In vitro skeletal muscle models for type 2 diabetes

Abstract

Type 2 diabetes mellitus, a metabolic disorder characterized by abnormally elevated blood sugar, poses a growing social, economic, and medical burden worldwide. The skeletal muscle is the largest metabolic organ responsible for glucose homeostasis in the body, and its inability to properly uptake sugar often precedes type 2 diabetes. Although exercise is known to have preventative and therapeutic effects on type 2 diabetes, the underlying mechanism of these beneficial effects is largely unknown.
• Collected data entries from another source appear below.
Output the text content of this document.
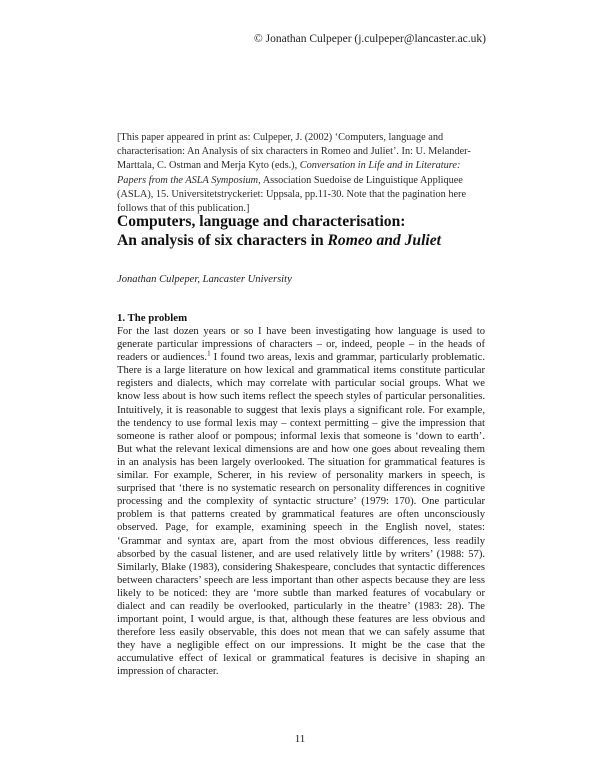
© Jonathan Culpeper (j.culpeper@lancaster.ac.uk)
[This paper appeared in print as: Culpeper, J. (2002) ‘Computers, language and characterisation: An Analysis of six characters in Romeo and Juliet’. In: U. Melander-Marttala, C. Ostman and Merja Kyto (eds.), Conversation in Life and in Literature: Papers from the ASLA Symposium, Association Suedoise de Linguistique Appliquee (ASLA), 15. Universitetstryckeriet: Uppsala, pp.11-30. Note that the pagination here follows that of this publication.]
Computers, language and characterisation:
An analysis of six characters in Romeo and Juliet
Jonathan Culpeper, Lancaster University
1. The problem
For the last dozen years or so I have been investigating how language is used to generate particular impressions of characters – or, indeed, people – in the heads of readers or audiences.$^1$ I found two areas, lexis and grammar, particularly problematic. There is a large literature on how lexical and grammatical items constitute particular registers and dialects, which may correlate with particular social groups. What we know less about is how such items reflect the speech styles of particular personalities. Intuitively, it is reasonable to suggest that lexis plays a significant role. For example, the tendency to use formal lexis may – context permitting – give the impression that someone is rather aloof or pompous; informal lexis that someone is ‘down to earth’. But what the relevant lexical dimensions are and how one goes about revealing them in an analysis has been largely overlooked. The situation for grammatical features is similar. For example, Scherer, in his review of personality markers in speech, is surprised that ‘there is no systematic research on personality differences in cognitive processing and the complexity of syntactic structure’ (1979: 170). One particular problem is that patterns created by grammatical features are often unconsciously observed. Page, for example, examining speech in the English novel, states: ‘Grammar and syntax are, apart from the most obvious differences, less readily absorbed by the casual listener, and are used relatively little by writers’ (1988: 57). Similarly, Blake (1983), considering Shakespeare, concludes that syntactic differences between characters’ speech are less important than other aspects because they are less likely to be noticed: they are ‘more subtle than marked features of vocabulary or dialect and can readily be overlooked, particularly in the theatre’ (1983: 28). The important point, I would argue, is that, although these features are less obvious and therefore less easily observable, this does not mean that we can safely assume that they have a negligible effect on our impressions. It might be the case that the accumulative effect of lexical or grammatical features is decisive in shaping an impression of character.
11
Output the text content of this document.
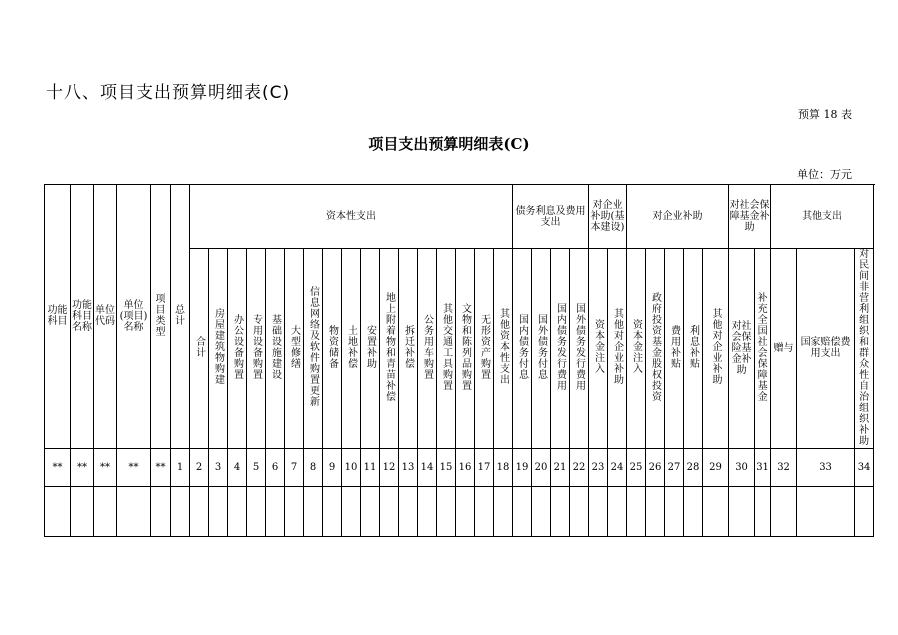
十八、项目支出预算明细表(C)
预算 18 表
项目支出预算明细表(C)
单位：万元
功能科目	功能科目名称	单位代码	单位(项目)名称	项目类型	总计	资本性支出																	债务利息及费用支出				对企业补助(基本建设)		对企业补助					对社会保障基金补助		其他支出			
						合计	房屋建筑物购建	办公设备购置	专用设备购置	基础设施建设	大型修缮	信息网络及软件购置更新	物资储备	土地补偿	安置补助	地上附着物和青苗补偿	拆迁补偿	公务用车购置	其他交通工具购置	文物和陈列品购置	无形资产购置	其他资本性支出	国内债务付息	国外债务付息	国内债务发行费用	国外债务发行费用	资本金注入	其他对企业补助	资本金注入	政府投资基金股权投资	费用补贴	利息补贴	其他对企业补助	对社会保险基金补助	补充全国社会保障基金	赠与	国家赔偿费用支出	对民间非营利组织和群众性自治组织补助	
**	**	**	**	**	1	2	3	4	5	6	7	8	9	10	11	12	13	14	15	16	17	18	19	20	21	22	23	24	25	26	27	28	29	30	31	32	33	34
Animal studies have been conducted to better understand the pathophysiology of type 2 diabetes and the positive effects of exercise on type 2 diabetes. However, the complexity of in vivo systems and the inability of animal models to fully capture human type 2 diabetes genetics and pathophysiology are two major limitations in these animal studies. Fortunately, in vitro models capable of recapitulating human genetics and physiology provide promising avenues to overcome these obstacles. This review summarizes current in vitro type 2 diabetes models with focuses on the skeletal muscle, interorgan crosstalk, and exercise. We discuss diabetes, its pathophysiology, common in vitro type 2 diabetes skeletal muscle models, interorgan crosstalk type 2 diabetes models, exercise benefits on type 2 diabetes, and in vitro type 2 diabetes models with exercise.

FIG. 1.

A summary of T2D pathophysiology in the skeletal muscle. In the healthy skeletal muscle (black arrows), insulin stimulates intracellular glucose metabolism by tyrosine phosphorylation (pY) of insulin receptors and IRSs. IRS proteins activate the PI3K/AKT pathway and promote many insulin actions via the activation of AKT by (1) increasing glucose influx via the translocation of GLUT4, (2) promoting protein synthesis via mTORC1 activation, (3) preventing the transcription of FoxO-dependent atrogene via FoxO phosphorylation, and (4) promoting glycogen synthesis via GSK3 inactivation. In the T2D skeletal muscle (red arrows), the inhibitory Ser/Thr phosphorylation (pS/T) of IRS-1 impairs its tyrosine phosphorylation (pY), resulting in the development of insulin resistance by impairing PI3K/AKT signaling, decreasing GLUT4 translocation and glucose transport, and impairing glucose phosphorylation and synthesis. In addition, altered phosphorylation of IRS-1 and reduced PI3K activity exacerbates muscle atrophy via the inhibition of mTORC1 signaling and activation of FoxO-dependent atrogene transcription (Atrogin1 and MuRF1). Increased ROSs, intramyocellular lipids, and proinflammatory cytokines (TNF-α and IL-6) lead to mitochondria dysfunction, lipotoxicity, and chronic inflammation via the activation of JNK, IKK/NF-κB, and JAK–STAT stress kinase pathways, resulting in Ser/Thr phosphorylation (pS/T) of insulin receptors and IRS proteins, further contributing to insulin resistance.

FIG. 2.

A summary of interorgan crosstalk via microRNAs and myokines with a focus on the skeletal muscle. The microRNAs and myokines are key factors secreted by the skeletal muscle that mediate the interaction between skeletal muscle and other organs, including the pancreas, adipose tissue, and the liver. The crosstalk of the skeletal muscle (1) enhances muscle mass and strength, insulin resistivity, glucose uptake control, and fat oxidation in skeletal muscles; (2) improves the function and survival of β-cells; (3) induces browning, thermogenesis, lipogenesis, lipolysis, differentiation, and adipokines secretion in adipose tissues; and (4) promotes glycogenesis, gluconeogenesis, lipogenesis, lipid oxidation, and detoxification in the liver.

FIG. 3.

In vitro exercise models for the study of T2D pathophysiology. Various in vitro exercise models have enabled mechanistic studies on numerous preventative and therapeutic effects of exercise on diabetes. Electrical pulse stimulation (EPS) of cultured myotubes has been commonly used to capture muscle-contraction-mediated signaling pathways. The optogenetic stimulation model provides an alternative method to activate contraction-mediated signaling pathways and enable prolonged stimulation and muscle maturation. Pharmacological compounds such as AICAR and AMPK have been used to study the effects of exercise on T2D in in vitro T2D models. AICAR has been used to mimic the exercise-induced activation of AMPK. In contrast, caffeine treatment has been applied to capture exercise-induced Ca²⁺ release from the sarcoplasmic reticulum and the downstream effects.